Democrats said to have odd way of showing they dislike Madigan
Democrats generally go into the voting booth with their eyes open, but when House Speaker Michael Madigan's name comes up, they go blind, a policy pro said on a Chicago radio broadcast recently.
"You'll hear all the time, Democrat voters will say, 'I like my state rep,' or 'I like J.B. Pritzker or Chris Kennedy, but I don't like Mike Madigan; he's different,'" Joe Kaiser, a writer at Illinois Policy Institute, said on "Illinois Rising."
And yet they continue to vote for people closely connected with Madigan, Kaiser argued.
"Illinois Rising" is regularly co-hosted by Dan Proft. Proft is a principal of Local Government Information Services, which owns this publication.
"Every time a new session starts -- every two years -- they vote for Mike Madigan for House speaker," Kaiser said. "So they're voting to continue Mike Madigan's tenure; they're voting to continue that entrenched system; they're voting to continue what progressive voters are saying they don't support."

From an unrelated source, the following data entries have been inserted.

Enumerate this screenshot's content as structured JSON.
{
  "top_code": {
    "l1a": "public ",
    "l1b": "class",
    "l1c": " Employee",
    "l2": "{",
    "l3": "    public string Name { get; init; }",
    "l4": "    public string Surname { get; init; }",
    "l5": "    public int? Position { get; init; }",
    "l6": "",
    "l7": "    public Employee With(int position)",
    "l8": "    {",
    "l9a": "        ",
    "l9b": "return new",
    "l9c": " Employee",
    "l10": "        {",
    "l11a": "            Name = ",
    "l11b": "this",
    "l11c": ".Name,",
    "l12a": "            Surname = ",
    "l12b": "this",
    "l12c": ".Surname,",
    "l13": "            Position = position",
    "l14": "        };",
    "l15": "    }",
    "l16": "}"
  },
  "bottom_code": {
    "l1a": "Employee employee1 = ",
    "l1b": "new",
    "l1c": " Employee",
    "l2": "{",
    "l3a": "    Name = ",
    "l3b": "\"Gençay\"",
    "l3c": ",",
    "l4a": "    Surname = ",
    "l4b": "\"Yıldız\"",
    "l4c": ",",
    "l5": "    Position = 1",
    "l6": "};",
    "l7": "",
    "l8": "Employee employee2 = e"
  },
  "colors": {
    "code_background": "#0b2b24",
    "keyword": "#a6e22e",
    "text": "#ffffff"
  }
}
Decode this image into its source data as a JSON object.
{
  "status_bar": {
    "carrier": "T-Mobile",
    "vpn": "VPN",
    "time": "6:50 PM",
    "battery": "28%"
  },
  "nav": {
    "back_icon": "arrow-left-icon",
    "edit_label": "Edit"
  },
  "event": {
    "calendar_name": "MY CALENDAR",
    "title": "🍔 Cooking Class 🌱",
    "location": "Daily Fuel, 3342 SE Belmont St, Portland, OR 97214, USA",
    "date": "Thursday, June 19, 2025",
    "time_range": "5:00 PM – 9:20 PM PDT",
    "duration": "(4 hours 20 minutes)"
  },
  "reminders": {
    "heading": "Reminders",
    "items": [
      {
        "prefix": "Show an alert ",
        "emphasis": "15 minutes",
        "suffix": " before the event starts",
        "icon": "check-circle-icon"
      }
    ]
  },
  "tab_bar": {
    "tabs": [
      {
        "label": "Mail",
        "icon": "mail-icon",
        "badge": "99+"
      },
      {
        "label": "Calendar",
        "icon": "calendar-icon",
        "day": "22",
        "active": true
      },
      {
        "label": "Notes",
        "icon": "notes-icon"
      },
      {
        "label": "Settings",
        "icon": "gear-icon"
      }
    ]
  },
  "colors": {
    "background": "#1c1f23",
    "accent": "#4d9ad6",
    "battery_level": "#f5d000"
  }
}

In fact, Democrats would be wise to consider whom they are truly supporting when they vote for governor in 2018, he said.
"There are a lot of areas in the state where Rauner won, but they elected either a Democrat state rep or a Democrat state senator," Kaiser said. "Chris Kennedy and J.B. Pritzker are the two leading candidates for the Democratic nomination for governor in 2018, and they are part of this entrenched system. And those are a lot of more independent-minded areas; they could go either way in a gubernatorial race."
Questions have surfaced over property tax assessment deals reportedly cut by the billionaire Pritzker and the businessman Kennedy. Pritzker, who recently channeled $7 million of his own money into his gubernatorial campaign, announced in April his intent to run for governor. He has since run into questions over a a revised assessment on a mansion he purchased and a taped conversation with disgraced Gov. Rod Blagojevich.
Meanwhile, Kennedy, son of the late Sen. Robert F. Kennedy and nephew of the late President John F. Kennedy, announced in February and reportedly received a 62 percent property tax assessment reduction. Specifically, a company led by Kennedy reportedly retained the services of Madigan & Getzendanner, a property tax firm owned by Madigan.
Such property tax assessment reductions by the two leading Democratic gubernatorial candidates have turned the usual idea of rich versus poor on its ear, Kaiser argued.
"It's class warfare, but it's not class warfare from the wealthy to the middle class," he said. "It's class warfare between the political class and taxpayers."